The Subadviser employs a value based investment style by seeking to identify companies with stocks trading at prices below what the Subadviser believes are their intrinsic values. The Subadviser uses a bottom-up approach, employing fundamental and qualitative criteria to identify individual companies for potential investment in the Fund's portfolio. The Subadviser employs statistical analysis, which is designed to limit certain risks in the Fund's portfolio versus the assigned benchmark. The Fund's sector weightings are a result of, and secondary to, individual stock selections.
Under normal market conditions, the Fund expects to invest in approximately 55 to 70 companies with at least 80% of its net assets, plus borrowings for investment purposes, in a portfolio of small cap equity securities.
Market and issuer risk: Securities markets are volatile and can decline significantly in response to adverse market, economic, political, regulatory or other developments, which may lower the value of securities held by the Fund, sometimes rapidly or unpredictably. Additionally, an adverse event, such as an unfavorable earnings report, may depress the value of a particular issuer's stock.
Value style risk: Over time, a value oriented investing style may go in and out of favor, which may cause the Fund to underperform other equity funds that use different investing styles.
Selection risk:The Subadviser's judgment about the attractiveness, value and growth potential of a particular security may be incorrect. The Subadviser potentially will be prevented from executing investment decisions at an advantageous time or price as a result of any domestic or global market disruptions, particularly disruptions causing heightened market volatility and reduced market liquidity, as well as increased or changing regulations. Thus, investments that the Subadviser believes represent an attractive opportunity or in which the Fund seeks to obtain exposure may be unavailable entirely or in the specific quantities or prices sought by the Subadviser and the Fund may need to obtain the exposure through less advantageous or indirect investments or forgo the investment at the time.
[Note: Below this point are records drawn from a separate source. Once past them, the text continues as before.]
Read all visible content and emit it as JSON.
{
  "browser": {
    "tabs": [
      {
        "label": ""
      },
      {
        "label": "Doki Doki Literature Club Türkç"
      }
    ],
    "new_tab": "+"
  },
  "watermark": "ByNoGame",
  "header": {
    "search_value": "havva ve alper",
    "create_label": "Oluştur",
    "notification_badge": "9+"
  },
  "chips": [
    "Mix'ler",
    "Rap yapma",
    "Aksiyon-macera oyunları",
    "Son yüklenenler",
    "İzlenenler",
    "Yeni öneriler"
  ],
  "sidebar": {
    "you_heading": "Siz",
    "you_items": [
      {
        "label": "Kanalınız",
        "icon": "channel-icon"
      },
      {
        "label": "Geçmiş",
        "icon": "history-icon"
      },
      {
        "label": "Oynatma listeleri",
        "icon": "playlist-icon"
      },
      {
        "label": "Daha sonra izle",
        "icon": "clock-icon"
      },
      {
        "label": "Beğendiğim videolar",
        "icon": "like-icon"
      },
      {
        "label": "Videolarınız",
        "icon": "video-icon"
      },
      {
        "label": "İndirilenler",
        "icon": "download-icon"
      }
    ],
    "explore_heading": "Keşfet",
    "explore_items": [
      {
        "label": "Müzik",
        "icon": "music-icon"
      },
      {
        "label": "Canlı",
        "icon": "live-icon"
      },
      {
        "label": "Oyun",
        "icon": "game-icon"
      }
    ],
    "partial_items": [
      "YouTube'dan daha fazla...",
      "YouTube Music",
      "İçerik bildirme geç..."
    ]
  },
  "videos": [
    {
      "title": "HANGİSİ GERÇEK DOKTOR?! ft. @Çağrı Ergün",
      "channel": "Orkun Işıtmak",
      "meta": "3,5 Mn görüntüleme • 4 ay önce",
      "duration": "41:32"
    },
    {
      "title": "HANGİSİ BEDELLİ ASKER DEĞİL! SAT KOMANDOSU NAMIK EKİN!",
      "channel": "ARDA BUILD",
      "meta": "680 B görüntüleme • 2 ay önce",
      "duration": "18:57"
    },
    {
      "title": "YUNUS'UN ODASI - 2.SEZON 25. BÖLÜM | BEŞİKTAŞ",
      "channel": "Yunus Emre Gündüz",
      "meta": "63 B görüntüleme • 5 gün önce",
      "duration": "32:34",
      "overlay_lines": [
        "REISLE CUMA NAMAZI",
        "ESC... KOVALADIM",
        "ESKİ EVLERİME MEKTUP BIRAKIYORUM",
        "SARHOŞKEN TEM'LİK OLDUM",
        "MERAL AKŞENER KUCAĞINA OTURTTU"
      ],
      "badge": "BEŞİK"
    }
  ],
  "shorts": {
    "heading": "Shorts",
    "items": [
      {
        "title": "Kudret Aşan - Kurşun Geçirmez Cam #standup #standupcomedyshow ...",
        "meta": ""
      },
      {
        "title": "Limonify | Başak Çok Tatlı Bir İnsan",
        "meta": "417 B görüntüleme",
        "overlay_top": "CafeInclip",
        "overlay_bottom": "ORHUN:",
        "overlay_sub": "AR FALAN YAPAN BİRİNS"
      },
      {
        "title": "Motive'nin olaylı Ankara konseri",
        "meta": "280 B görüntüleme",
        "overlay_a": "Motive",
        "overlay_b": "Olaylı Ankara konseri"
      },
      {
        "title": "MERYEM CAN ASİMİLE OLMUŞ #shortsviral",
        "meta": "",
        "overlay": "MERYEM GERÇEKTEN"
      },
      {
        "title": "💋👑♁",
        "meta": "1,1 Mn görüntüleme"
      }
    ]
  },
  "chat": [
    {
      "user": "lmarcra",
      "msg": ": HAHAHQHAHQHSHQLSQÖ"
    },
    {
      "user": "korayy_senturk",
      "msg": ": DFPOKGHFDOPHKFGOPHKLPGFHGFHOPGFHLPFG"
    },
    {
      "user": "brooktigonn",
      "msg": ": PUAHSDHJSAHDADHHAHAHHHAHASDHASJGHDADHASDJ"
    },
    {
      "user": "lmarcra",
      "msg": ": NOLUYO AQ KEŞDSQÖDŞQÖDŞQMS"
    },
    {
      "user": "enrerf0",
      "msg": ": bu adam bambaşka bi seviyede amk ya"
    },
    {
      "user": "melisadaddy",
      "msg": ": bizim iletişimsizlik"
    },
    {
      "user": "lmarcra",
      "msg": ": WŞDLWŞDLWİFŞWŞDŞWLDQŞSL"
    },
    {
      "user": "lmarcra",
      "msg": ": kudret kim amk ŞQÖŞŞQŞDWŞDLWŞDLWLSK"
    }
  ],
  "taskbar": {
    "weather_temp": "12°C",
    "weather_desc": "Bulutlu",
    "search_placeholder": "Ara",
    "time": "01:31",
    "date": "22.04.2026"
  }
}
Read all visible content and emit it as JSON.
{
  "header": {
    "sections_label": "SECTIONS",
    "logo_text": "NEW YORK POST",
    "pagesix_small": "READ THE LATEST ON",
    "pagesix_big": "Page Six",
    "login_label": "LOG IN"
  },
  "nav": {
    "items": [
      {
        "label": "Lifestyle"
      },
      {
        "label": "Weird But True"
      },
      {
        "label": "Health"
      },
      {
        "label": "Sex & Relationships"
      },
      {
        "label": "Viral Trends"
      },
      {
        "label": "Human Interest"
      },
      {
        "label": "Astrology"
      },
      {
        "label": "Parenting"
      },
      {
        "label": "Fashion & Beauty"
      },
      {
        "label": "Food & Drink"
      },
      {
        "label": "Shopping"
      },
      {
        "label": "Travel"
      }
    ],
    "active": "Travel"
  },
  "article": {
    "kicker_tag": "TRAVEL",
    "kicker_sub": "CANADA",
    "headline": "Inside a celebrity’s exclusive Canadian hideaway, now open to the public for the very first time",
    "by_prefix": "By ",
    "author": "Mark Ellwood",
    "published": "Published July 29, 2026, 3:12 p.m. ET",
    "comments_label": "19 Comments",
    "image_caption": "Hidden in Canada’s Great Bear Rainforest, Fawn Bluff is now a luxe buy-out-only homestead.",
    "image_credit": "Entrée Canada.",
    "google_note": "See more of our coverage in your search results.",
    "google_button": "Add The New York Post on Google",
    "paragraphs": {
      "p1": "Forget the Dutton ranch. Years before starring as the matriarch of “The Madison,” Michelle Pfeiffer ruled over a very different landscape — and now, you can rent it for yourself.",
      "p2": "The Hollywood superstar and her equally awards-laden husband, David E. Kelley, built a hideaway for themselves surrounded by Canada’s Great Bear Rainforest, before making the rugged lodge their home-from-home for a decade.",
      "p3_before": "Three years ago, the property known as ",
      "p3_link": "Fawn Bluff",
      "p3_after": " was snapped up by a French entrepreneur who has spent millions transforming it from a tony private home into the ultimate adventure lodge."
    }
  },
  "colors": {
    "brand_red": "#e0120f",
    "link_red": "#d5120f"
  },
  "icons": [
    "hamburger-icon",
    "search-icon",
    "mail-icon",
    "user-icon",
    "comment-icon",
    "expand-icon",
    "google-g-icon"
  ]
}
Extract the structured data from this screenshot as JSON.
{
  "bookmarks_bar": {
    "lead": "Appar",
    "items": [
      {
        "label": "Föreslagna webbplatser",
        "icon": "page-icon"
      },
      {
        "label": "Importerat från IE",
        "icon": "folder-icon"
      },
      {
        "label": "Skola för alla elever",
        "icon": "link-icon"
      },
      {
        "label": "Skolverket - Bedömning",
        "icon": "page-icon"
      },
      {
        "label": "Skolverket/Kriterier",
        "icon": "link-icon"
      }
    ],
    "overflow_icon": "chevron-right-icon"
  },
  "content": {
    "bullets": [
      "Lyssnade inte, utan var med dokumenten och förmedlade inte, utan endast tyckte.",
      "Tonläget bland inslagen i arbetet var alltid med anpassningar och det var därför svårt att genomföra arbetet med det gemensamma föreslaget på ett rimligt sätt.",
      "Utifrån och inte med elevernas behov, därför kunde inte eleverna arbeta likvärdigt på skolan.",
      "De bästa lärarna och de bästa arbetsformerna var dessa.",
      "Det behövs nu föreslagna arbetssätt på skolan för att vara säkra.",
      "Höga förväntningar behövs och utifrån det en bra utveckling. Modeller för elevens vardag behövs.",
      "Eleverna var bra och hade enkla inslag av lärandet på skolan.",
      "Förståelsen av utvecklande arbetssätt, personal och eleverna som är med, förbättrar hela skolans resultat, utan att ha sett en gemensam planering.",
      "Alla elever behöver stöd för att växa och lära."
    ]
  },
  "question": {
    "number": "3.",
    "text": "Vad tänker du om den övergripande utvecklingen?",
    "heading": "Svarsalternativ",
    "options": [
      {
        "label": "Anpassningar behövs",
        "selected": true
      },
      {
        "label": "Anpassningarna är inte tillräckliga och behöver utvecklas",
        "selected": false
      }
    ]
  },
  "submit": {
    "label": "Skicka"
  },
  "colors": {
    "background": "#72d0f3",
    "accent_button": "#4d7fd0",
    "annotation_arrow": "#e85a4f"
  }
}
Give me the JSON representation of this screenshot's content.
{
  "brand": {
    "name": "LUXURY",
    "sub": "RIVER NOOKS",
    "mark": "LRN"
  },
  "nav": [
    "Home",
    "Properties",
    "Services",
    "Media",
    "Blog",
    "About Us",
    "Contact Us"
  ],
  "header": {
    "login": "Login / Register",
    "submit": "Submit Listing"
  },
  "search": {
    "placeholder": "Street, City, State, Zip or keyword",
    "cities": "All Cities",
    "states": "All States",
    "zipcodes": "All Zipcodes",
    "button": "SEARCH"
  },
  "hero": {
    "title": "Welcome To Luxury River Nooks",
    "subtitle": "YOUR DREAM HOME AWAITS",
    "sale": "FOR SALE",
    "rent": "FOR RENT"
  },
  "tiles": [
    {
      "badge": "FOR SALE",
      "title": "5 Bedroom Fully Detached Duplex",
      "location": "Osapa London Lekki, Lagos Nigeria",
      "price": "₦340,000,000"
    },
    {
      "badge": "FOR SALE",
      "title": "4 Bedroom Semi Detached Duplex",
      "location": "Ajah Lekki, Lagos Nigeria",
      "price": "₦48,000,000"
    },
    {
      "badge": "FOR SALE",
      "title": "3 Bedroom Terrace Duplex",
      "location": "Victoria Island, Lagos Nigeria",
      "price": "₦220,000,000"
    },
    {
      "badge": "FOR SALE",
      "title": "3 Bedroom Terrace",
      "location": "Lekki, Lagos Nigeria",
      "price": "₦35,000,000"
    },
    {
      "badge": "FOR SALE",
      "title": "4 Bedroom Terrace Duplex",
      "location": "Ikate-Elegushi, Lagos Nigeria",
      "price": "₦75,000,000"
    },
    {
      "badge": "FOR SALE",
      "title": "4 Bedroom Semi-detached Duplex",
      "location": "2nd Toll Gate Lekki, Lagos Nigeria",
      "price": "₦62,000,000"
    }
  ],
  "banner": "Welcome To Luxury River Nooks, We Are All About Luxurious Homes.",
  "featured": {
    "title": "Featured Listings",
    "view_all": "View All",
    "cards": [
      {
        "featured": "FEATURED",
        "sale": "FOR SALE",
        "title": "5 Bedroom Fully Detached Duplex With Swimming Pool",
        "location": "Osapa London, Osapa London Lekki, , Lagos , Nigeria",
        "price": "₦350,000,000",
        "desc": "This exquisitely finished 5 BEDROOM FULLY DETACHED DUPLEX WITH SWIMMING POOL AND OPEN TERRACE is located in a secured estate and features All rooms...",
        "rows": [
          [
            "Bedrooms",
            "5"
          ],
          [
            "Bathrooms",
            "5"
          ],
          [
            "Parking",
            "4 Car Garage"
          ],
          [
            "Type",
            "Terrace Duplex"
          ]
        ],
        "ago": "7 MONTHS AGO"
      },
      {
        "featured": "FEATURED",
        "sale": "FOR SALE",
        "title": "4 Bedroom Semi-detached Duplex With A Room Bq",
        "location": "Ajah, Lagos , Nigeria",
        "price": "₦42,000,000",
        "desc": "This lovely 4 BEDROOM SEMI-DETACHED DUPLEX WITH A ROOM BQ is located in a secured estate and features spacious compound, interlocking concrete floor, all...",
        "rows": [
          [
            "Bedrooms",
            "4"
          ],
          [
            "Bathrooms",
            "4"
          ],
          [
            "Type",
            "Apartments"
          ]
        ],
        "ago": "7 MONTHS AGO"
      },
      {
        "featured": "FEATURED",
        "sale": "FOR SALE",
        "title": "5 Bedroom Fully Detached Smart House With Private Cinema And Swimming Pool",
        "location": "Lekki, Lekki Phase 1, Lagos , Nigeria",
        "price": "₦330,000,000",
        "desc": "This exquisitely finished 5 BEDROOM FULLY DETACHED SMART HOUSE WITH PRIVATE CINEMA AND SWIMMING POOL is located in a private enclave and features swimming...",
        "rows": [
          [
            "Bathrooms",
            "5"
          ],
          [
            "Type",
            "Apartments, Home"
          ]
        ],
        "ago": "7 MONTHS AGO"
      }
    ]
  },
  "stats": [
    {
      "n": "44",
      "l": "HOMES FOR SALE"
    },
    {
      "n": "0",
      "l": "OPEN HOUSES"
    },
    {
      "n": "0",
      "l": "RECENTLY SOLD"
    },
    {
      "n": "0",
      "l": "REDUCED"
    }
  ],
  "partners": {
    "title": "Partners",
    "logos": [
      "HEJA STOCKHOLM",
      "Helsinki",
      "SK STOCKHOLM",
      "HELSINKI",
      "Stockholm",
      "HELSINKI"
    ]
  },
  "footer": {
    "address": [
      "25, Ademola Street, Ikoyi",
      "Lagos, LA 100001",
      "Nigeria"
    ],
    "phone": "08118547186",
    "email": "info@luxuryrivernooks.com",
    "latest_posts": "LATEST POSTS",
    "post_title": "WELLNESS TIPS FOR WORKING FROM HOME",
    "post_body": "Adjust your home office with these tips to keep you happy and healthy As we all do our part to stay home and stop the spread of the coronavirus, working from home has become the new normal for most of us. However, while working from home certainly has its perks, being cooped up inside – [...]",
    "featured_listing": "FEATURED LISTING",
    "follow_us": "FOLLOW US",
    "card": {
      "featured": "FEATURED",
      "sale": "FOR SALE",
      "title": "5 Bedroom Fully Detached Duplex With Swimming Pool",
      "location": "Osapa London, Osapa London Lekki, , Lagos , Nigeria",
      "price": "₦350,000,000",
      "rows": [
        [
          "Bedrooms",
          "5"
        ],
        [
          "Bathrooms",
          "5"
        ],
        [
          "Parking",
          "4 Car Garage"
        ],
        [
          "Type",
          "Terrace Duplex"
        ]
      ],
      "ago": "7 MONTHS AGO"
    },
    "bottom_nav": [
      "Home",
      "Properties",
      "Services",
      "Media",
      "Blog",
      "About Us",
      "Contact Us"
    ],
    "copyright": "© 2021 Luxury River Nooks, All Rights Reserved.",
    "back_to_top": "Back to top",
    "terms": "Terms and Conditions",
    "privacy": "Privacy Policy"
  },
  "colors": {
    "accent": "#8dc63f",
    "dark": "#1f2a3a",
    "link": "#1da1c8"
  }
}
Small cap risk: The Fund's performance may be more volatile because it invests primarily in small cap stocks. Smaller companies may have limited product lines, markets and financial resources. They are usually less stable in price and less liquid than those of larger, more established companies. Additionally, small cap stocks may fall out of favor relative to mid or large cap stocks, which may cause the Fund to underperform other equity funds that focus on mid or large cap stocks.